A pílula foi aprovada em 1960 e tornou-se muito popular, mas a Igreja levou quase uma década para se manifestar publicamente e, quando o fez, condenou o método por considerá-lo “artificial”.
Esquecimento
A essa altura, a principal preocupação já não era a Igreja, mas as mulheres. Como se tratava da reprodução (de evitá-la, para ser mais preciso), alguns homens se preocupavam em deixar essa responsabilidade na mão delas.
O sistema criado por Rock e Pincus exige que as mulheres sigam com muita atenção seu ciclo de uso, tomando a pilula por 21 dias e interrompendo por sete. Caso se esqueçam de alguma dose, perde-se o efeito anticoncepcional.
Preocupado com a possibilidade de sua mulher se esquecer da pílula diária, um homem chamado David Wagner, que era pai de quatro filhos, criou em 1961 uma embalagem redonda que permite ver se a mulher está tomando a pílula corretamente. Várias empresas farmacêuticas copiaram o modelo, que segue popular ainda hoje em alguns países.

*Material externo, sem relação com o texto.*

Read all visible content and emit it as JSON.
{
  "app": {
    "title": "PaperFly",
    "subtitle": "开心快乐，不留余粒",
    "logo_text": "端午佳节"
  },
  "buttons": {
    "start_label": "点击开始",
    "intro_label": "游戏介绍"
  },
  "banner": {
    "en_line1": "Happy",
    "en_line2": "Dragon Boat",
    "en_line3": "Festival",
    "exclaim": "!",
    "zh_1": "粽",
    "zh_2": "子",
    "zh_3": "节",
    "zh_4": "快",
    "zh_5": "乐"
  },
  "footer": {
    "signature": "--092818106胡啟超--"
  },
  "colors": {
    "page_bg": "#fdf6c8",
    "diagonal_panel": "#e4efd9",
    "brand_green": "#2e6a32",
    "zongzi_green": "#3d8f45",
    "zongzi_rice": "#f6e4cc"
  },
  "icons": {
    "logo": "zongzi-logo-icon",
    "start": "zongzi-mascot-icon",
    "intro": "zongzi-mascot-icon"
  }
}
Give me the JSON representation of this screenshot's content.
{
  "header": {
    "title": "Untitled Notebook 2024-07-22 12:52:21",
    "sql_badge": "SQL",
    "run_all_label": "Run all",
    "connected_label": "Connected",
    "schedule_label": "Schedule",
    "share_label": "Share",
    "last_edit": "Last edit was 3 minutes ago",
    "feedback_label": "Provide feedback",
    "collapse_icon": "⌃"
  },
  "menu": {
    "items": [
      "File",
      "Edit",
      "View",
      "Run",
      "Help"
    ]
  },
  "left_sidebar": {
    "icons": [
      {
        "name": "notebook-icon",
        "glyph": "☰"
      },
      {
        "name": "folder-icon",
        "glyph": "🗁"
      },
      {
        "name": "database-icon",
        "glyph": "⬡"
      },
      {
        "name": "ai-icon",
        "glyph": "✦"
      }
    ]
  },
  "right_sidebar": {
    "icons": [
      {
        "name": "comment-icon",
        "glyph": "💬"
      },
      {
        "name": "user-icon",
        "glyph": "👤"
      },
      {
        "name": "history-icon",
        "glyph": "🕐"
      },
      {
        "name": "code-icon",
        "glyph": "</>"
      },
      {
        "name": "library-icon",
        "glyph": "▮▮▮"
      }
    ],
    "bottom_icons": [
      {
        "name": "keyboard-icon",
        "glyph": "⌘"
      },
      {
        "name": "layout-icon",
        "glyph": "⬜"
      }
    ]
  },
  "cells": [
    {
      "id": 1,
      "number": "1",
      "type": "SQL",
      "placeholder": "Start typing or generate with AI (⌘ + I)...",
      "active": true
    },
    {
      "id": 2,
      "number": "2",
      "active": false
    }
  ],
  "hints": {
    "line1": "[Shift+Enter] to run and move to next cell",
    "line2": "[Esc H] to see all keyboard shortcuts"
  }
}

A forma de promover essa nova apresentação da pílula revela muito sobre aquela época, como ressaltou a jornalista Leila Ettachfini em um artigo no site Broadly. “Fácil para que você explique… e para que ela use”, dizia um anúncio de 1964 da empresa Ortho-Novum. Outra publicidade, de 1969, da marca Lyndiol dizia aos médicos para “proteger sua paciente do próprio esquecimento”.
‘Nenhuma razão médica’
Muitos especialistas acreditam que os inventores da pílula podiam ter evitado tudo isso – e não apenas porque a sociedade finalmente aceitou, com o tempo, que as mulheres não precisavam de um homem para lhes explicar nada.
O médico baiano Elsimar Coutinho, coautor do livro Menstruação, a Sangria Inútil (Gente, 1996), argumenta que “a ovulação incessante não cumpre nenhum propósito” e que as mulheres, se assim quiserem, podem tomar a pílula por períodos mais longos para evitar não apenas a gravidez, mas a própria menstruação, que é muitas vezes incômoda e dolorosa.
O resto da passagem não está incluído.